De Beers Invented Diamond Engagement Ring Tradition
According to this excerpted interview with Janine Roberts, author of Glitter & Greed: The Secret World of the Diamond Cartel, diamond monopolist De Beers invented the tradition of a diamond engagement ring:
Diamonds became engagement stones around the end of the recession. Ernest Oppenheimer, who was in control of De Beers in the 1930s, was shutting down diamond mines to control supply and keep the price of diamonds high. He sent his son Harry to New York to meet with advertisers, because he realized that he couldn’t have diamonds being bought up just by rich people. They needed something that would appeal to everyone.

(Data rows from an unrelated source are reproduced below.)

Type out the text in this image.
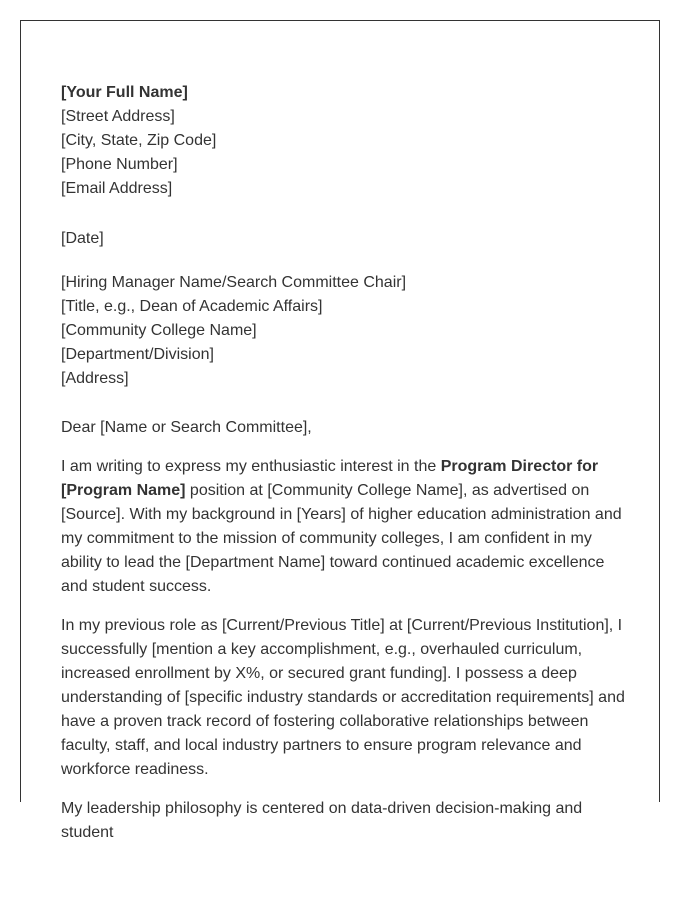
[Your Full Name]
[Street Address]
[City, State, Zip Code]
[Phone Number]
[Email Address]
[Date]
[Hiring Manager Name/Search Committee Chair]
[Title, e.g., Dean of Academic Affairs]
[Community College Name]
[Department/Division]
[Address]
Dear [Name or Search Committee],

I am writing to express my enthusiastic interest in the Program Director for [Program Name] position at [Community College Name], as advertised on [Source]. With my background in [Years] of higher education administration and my commitment to the mission of community colleges, I am confident in my ability to lead the [Department Name] toward continued academic excellence and student success.

In my previous role as [Current/Previous Title] at [Current/Previous Institution], I successfully [mention a key accomplishment, e.g., overhauled curriculum, increased enrollment by X%, or secured grant funding]. I possess a deep understanding of [specific industry standards or accreditation requirements] and have a proven track record of fostering collaborative relationships between faculty, staff, and local industry partners to ensure program relevance and workforce readiness.

My leadership philosophy is centered on data-driven decision-making and student
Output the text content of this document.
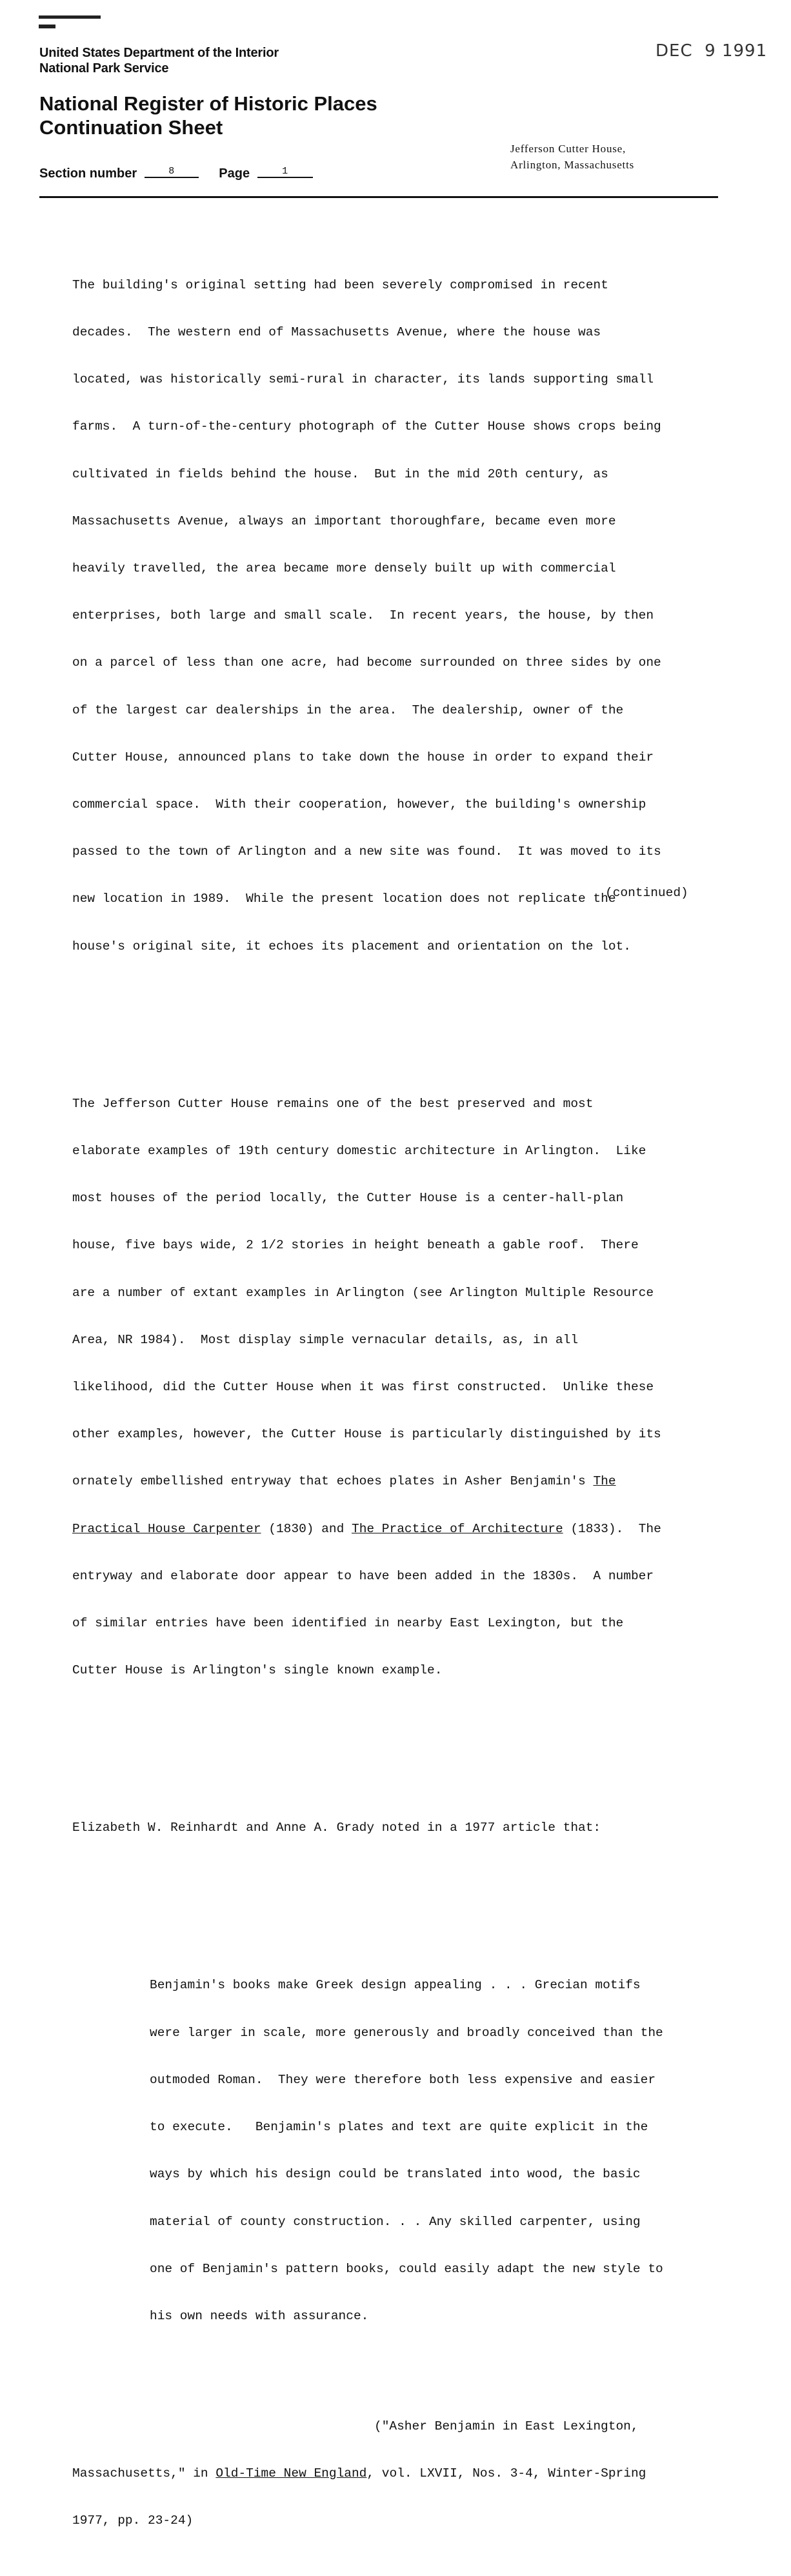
United States Department of the Interior
National Park Service
DEC  9 1991
National Register of Historic Places
Continuation Sheet
Jefferson Cutter House,
Arlington, Massachusetts
Section number	8	Page	1

The building's original setting had been severely compromised in recent

decades.  The western end of Massachusetts Avenue, where the house was

located, was historically semi-rural in character, its lands supporting small

farms.  A turn-of-the-century photograph of the Cutter House shows crops being

cultivated in fields behind the house.  But in the mid 20th century, as

Massachusetts Avenue, always an important thoroughfare, became even more

heavily travelled, the area became more densely built up with commercial

enterprises, both large and small scale.  In recent years, the house, by then

on a parcel of less than one acre, had become surrounded on three sides by one

of the largest car dealerships in the area.  The dealership, owner of the

Cutter House, announced plans to take down the house in order to expand their

commercial space.  With their cooperation, however, the building's ownership

passed to the town of Arlington and a new site was found.  It was moved to its

new location in 1989.  While the present location does not replicate the

house's original site, it echoes its placement and orientation on the lot.

The Jefferson Cutter House remains one of the best preserved and most

elaborate examples of 19th century domestic architecture in Arlington.  Like

most houses of the period locally, the Cutter House is a center-hall-plan

house, five bays wide, 2 1/2 stories in height beneath a gable roof.  There

are a number of extant examples in Arlington (see Arlington Multiple Resource

Area, NR 1984).  Most display simple vernacular details, as, in all

likelihood, did the Cutter House when it was first constructed.  Unlike these

other examples, however, the Cutter House is particularly distinguished by its

ornately embellished entryway that echoes plates in Asher Benjamin's The

Practical House Carpenter (1830) and The Practice of Architecture (1833).  The

entryway and elaborate door appear to have been added in the 1830s.  A number

of similar entries have been identified in nearby East Lexington, but the

Cutter House is Arlington's single known example.

Elizabeth W. Reinhardt and Anne A. Grady noted in a 1977 article that:

Benjamin's books make Greek design appealing . . . Grecian motifs

were larger in scale, more generously and broadly conceived than the

outmoded Roman.  They were therefore both less expensive and easier

to execute.   Benjamin's plates and text are quite explicit in the

ways by which his design could be translated into wood, the basic

material of county construction. . . Any skilled carpenter, using

one of Benjamin's pattern books, could easily adapt the new style to

his own needs with assurance.

("Asher Benjamin in East Lexington,

Massachusetts," in Old-Time New England, vol. LXVII, Nos. 3-4, Winter-Spring

1977, pp. 23-24)

(continued)
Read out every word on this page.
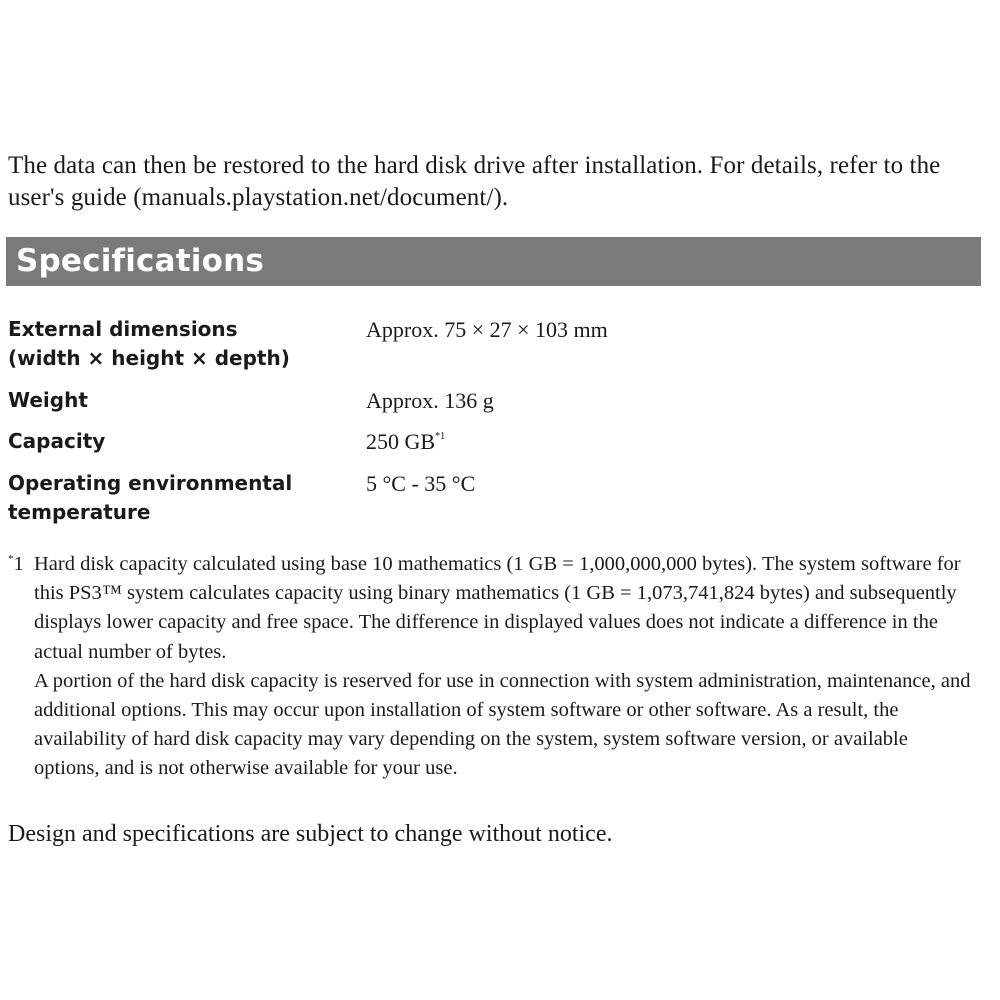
The data can then be restored to the hard disk drive after installation. For details, refer to the user's guide (manuals.playstation.net/document/).

Specifications
External dimensions
(width × height × depth)
Approx. 75 × 27 × 103 mm
Weight	Approx. 136 g
Capacity	250 GB$^{*1}$
Operating environmental
temperature
5 °C - 35 °C
*1 Hard disk capacity calculated using base 10 mathematics (1 GB = 1,000,000,000 bytes). The system software for this PS3™ system calculates capacity using binary mathematics (1 GB = 1,073,741,824 bytes) and subsequently displays lower capacity and free space. The difference in displayed values does not indicate a difference in the actual number of bytes.

A portion of the hard disk capacity is reserved for use in connection with system administration, maintenance, and additional options. This may occur upon installation of system software or other software. As a result, the availability of hard disk capacity may vary depending on the system, system software version, or available options, and is not otherwise available for your use.

Design and specifications are subject to change without notice.
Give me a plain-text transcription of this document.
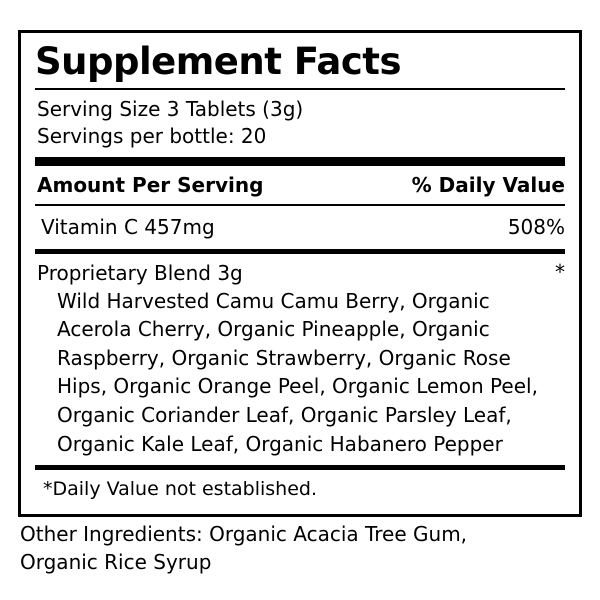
Supplement Facts
Serving Size 3 Tablets (3g)
Servings per bottle: 20
Amount Per Serving	% Daily Value
Vitamin C 457mg	508%
Proprietary Blend 3g	*
Wild Harvested Camu Camu Berry, Organic Acerola Cherry, Organic Pineapple, Organic Raspberry, Organic Strawberry, Organic Rose Hips, Organic Orange Peel, Organic Lemon Peel, Organic Coriander Leaf, Organic Parsley Leaf, Organic Kale Leaf, Organic Habanero Pepper
*Daily Value not established.
Other Ingredients: Organic Acacia Tree Gum, Organic Rice Syrup
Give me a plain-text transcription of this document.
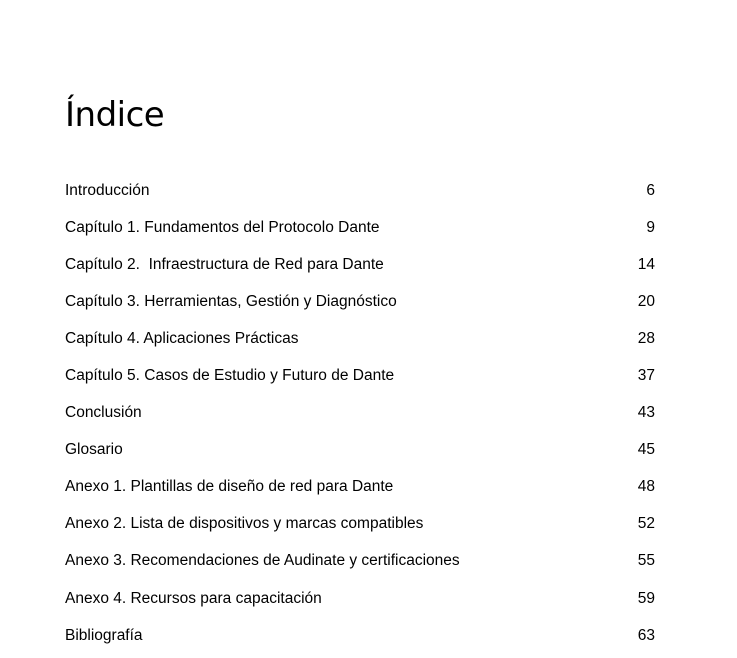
Índice
Introducción	6
Capítulo 1. Fundamentos del Protocolo Dante	9
Capítulo 2.  Infraestructura de Red para Dante	14
Capítulo 3. Herramientas, Gestión y Diagnóstico	20
Capítulo 4. Aplicaciones Prácticas	28
Capítulo 5. Casos de Estudio y Futuro de Dante	37
Conclusión	43
Glosario	45
Anexo 1. Plantillas de diseño de red para Dante	48
Anexo 2. Lista de dispositivos y marcas compatibles	52
Anexo 3. Recomendaciones de Audinate y certificaciones	55
Anexo 4. Recursos para capacitación	59
Bibliografía	63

Well, everyone has to get engaged. So they spent a million pounds a year (about $1.7 million) to establish the diamond engagement ring as a sacrament — a spiritual thing. “Diamonds are forever.” They invented that and advertised it at every high school at the time. They got Paramount Studios involved by having the female stars wearing diamonds and by creating diamonds films. Marilyn Monroe’s “Diamonds are a girl’s best friend” and such. That advertising campaign created the myth.
This is an epic example of the power of advertising. De Beers invented a social norm requiring newlyweds to purchase an expensive diamond ring from De Beers. As of today, what was once an advertisement has become an institution of American culture, and its status as consumer manipulation is invisible. Even worse for us (but even better for De Beers), the manipulation has become self-enforcing: With the myth internalized, the receipt of a diamond engagement ring is rewarded with verbal approval, while the absence of a diamond engagement ring is punished by verbal disapproval and gossip.